Dem Statistischen Bundesamt zufolge waren Ende 2023 in Deutschland mit rund 46,2 Millionen so viele Menschen erwerbstätig wie noch nie. Bundesarbeitsminister Hubertus Heil (SPD) hat angesichts des Fachkräftemangels kürzlich dennoch zu verstärkter Beschäftigung unter anderem von Frauen, Älteren und Ausländern aufgerufen. Deutschland brauche mehr Fach- und Arbeitskräfte, um das Potenzial «als drittstärkste Volkswirtschaft voll auszuschöpfen».

Laut dem Statistischen Bundesamt wird der Bedarf an zusätzlichen Pflegekräften bis 2049 auf mindestens 280.000 steigen. Aufgrund des demografischen Wandels ist Deutschland für die Zuwanderung von Fach- und Arbeitskräften aus dem Ausland angewiesen. In Reinigungsberufen haben sechs von zehn Erwerbstätigen eine Einwanderungsgeschichte, in der Gastronomie fast jeder Zweite.

Umfrage: Wohnungsnot verschärft Mangel

Die Studienautoren des Kofa empfehlen, um die Lücke zu schließen, An- und Ungelernte zu qualifizieren und ausländische Fachkräfte zu rekrutieren.
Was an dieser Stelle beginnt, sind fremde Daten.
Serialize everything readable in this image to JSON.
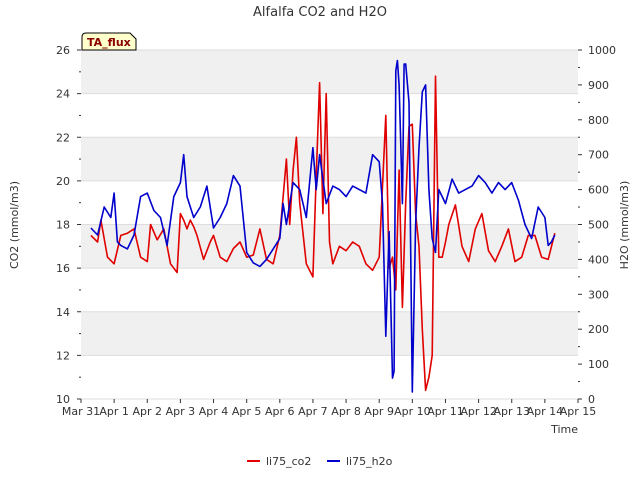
{
  "chart_data": {
    "type": "line",
    "title": "Alfalfa CO2 and H2O",
    "xlabel": "Time",
    "ylabel": "CO2 (mmol/m3)",
    "y2label": "H2O (mmol/m3)",
    "ylim": [
      10,
      26
    ],
    "y2lim": [
      0,
      1000
    ],
    "xlim": [
      0,
      15
    ],
    "x_ticks": [
      0,
      1,
      2,
      3,
      4,
      5,
      6,
      7,
      8,
      9,
      10,
      11,
      12,
      13,
      14,
      15
    ],
    "x_tick_labels": [
      "Mar 31",
      "Apr 1",
      "Apr 2",
      "Apr 3",
      "Apr 4",
      "Apr 5",
      "Apr 6",
      "Apr 7",
      "Apr 8",
      "Apr 9",
      "Apr 10",
      "Apr 11",
      "Apr 12",
      "Apr 13",
      "Apr 14",
      "Apr 15"
    ],
    "y_ticks": [
      10,
      12,
      14,
      16,
      18,
      20,
      22,
      24,
      26
    ],
    "y2_ticks": [
      0,
      100,
      200,
      300,
      400,
      500,
      600,
      700,
      800,
      900,
      1000
    ],
    "annotation": "TA_flux",
    "grid": true,
    "legend_position": "bottom-center",
    "series": [
      {
        "name": "li75_co2",
        "axis": "left",
        "color": "#e00000",
        "x": [
          0.3,
          0.5,
          0.6,
          0.8,
          1.0,
          1.2,
          1.4,
          1.6,
          1.8,
          2.0,
          2.1,
          2.3,
          2.5,
          2.7,
          2.9,
          3.0,
          3.1,
          3.2,
          3.3,
          3.4,
          3.5,
          3.7,
          3.9,
          4.0,
          4.2,
          4.4,
          4.6,
          4.8,
          5.0,
          5.2,
          5.4,
          5.6,
          5.8,
          6.0,
          6.2,
          6.3,
          6.4,
          6.5,
          6.6,
          6.8,
          7.0,
          7.1,
          7.2,
          7.3,
          7.4,
          7.5,
          7.6,
          7.8,
          8.0,
          8.2,
          8.4,
          8.6,
          8.8,
          9.0,
          9.2,
          9.3,
          9.4,
          9.5,
          9.6,
          9.7,
          9.8,
          9.9,
          10.0,
          10.1,
          10.2,
          10.3,
          10.4,
          10.5,
          10.6,
          10.7,
          10.8,
          10.9,
          11.0,
          11.1,
          11.3,
          11.5,
          11.7,
          11.9,
          12.1,
          12.3,
          12.5,
          12.7,
          12.9,
          13.1,
          13.3,
          13.5,
          13.7,
          13.9,
          14.1,
          14.3
        ],
        "values": [
          17.5,
          17.2,
          18.2,
          16.5,
          16.2,
          17.5,
          17.6,
          17.8,
          16.5,
          16.3,
          18.0,
          17.3,
          17.8,
          16.2,
          15.8,
          18.5,
          18.2,
          17.8,
          18.2,
          17.9,
          17.5,
          16.4,
          17.2,
          17.5,
          16.5,
          16.3,
          16.9,
          17.2,
          16.5,
          16.6,
          17.8,
          16.4,
          16.2,
          17.5,
          21.0,
          18.0,
          20.5,
          22.0,
          19.0,
          16.2,
          15.6,
          20.2,
          24.5,
          18.5,
          24.0,
          17.2,
          16.2,
          17.0,
          16.8,
          17.2,
          17.0,
          16.2,
          15.9,
          16.5,
          23.0,
          16.0,
          16.5,
          15.0,
          20.5,
          14.2,
          19.0,
          22.5,
          22.6,
          18.5,
          17.0,
          13.2,
          10.4,
          11.0,
          12.0,
          24.8,
          16.5,
          16.5,
          17.2,
          18.0,
          18.9,
          17.0,
          16.3,
          17.8,
          18.5,
          16.8,
          16.3,
          17.0,
          17.8,
          16.3,
          16.5,
          17.5,
          17.5,
          16.5,
          16.4,
          17.6
        ]
      },
      {
        "name": "li75_h2o",
        "axis": "right",
        "color": "#0000cc",
        "x": [
          0.3,
          0.5,
          0.7,
          0.9,
          1.0,
          1.1,
          1.2,
          1.4,
          1.6,
          1.8,
          2.0,
          2.2,
          2.4,
          2.6,
          2.8,
          3.0,
          3.1,
          3.2,
          3.4,
          3.6,
          3.8,
          4.0,
          4.2,
          4.4,
          4.6,
          4.8,
          5.0,
          5.2,
          5.4,
          5.6,
          5.8,
          6.0,
          6.1,
          6.2,
          6.4,
          6.6,
          6.8,
          7.0,
          7.1,
          7.2,
          7.4,
          7.6,
          7.8,
          8.0,
          8.2,
          8.4,
          8.6,
          8.8,
          9.0,
          9.1,
          9.2,
          9.3,
          9.4,
          9.45,
          9.5,
          9.55,
          9.6,
          9.7,
          9.75,
          9.8,
          9.9,
          10.0,
          10.1,
          10.2,
          10.3,
          10.4,
          10.5,
          10.6,
          10.7,
          10.8,
          10.9,
          11.0,
          11.2,
          11.4,
          11.6,
          11.8,
          12.0,
          12.2,
          12.4,
          12.6,
          12.8,
          13.0,
          13.2,
          13.4,
          13.6,
          13.8,
          14.0,
          14.1,
          14.2,
          14.3
        ],
        "values": [
          490,
          470,
          550,
          520,
          590,
          450,
          440,
          430,
          470,
          580,
          590,
          540,
          520,
          440,
          580,
          620,
          700,
          580,
          520,
          550,
          610,
          490,
          520,
          560,
          640,
          610,
          420,
          390,
          380,
          400,
          430,
          460,
          560,
          500,
          620,
          600,
          520,
          720,
          600,
          700,
          560,
          610,
          600,
          580,
          610,
          600,
          590,
          700,
          680,
          560,
          180,
          480,
          60,
          80,
          940,
          970,
          900,
          560,
          960,
          960,
          850,
          20,
          500,
          720,
          880,
          900,
          600,
          460,
          420,
          600,
          580,
          560,
          630,
          590,
          600,
          610,
          640,
          620,
          590,
          620,
          600,
          620,
          570,
          500,
          460,
          550,
          520,
          440,
          450,
          470
        ]
      }
    ]
  }
}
Darüber hinaus seien zusätzliche Anreize erforderlich, um ältere Arbeitnehmer länger in Beschäftigung zu halten.

Die Bundesregierung hat kürzlich die Vorschriften gelockert, um mehr Nicht-EU-Bürger auf den Arbeitsmarkt zu ziehen. Am 1. März trat das Gesetz zur Fachkräfteeinwanderung in Kraft. Personen aus Drittstaaten können nun in Deutschland arbeiten, wenn sie mindestens zwei Jahre Berufserfahrung und einen im Herkunftsland staatlich anerkannten Berufs- oder Hochschulabschluss haben. Es ist nicht erforderlich, eine in Deutschland anerkannte Ausbildung nachzuweisen.

Eine Hürde im Ringen um Fachkräfte sind auch die hohen Mieten in vielen deutschen Großstädten. Das zeigt eine Umfrage der Wirtschaftsprüfungsgesellschaft PwC. Viele Menschen sehen das teure Wohnen demnach als zentrales Manko für das Leben in der Großstadt. «Für Arbeitgeber wird es in Ballungsräumen damit immer schwieriger, Fachkräfte zu finden und zu halten», schreiben die Autoren.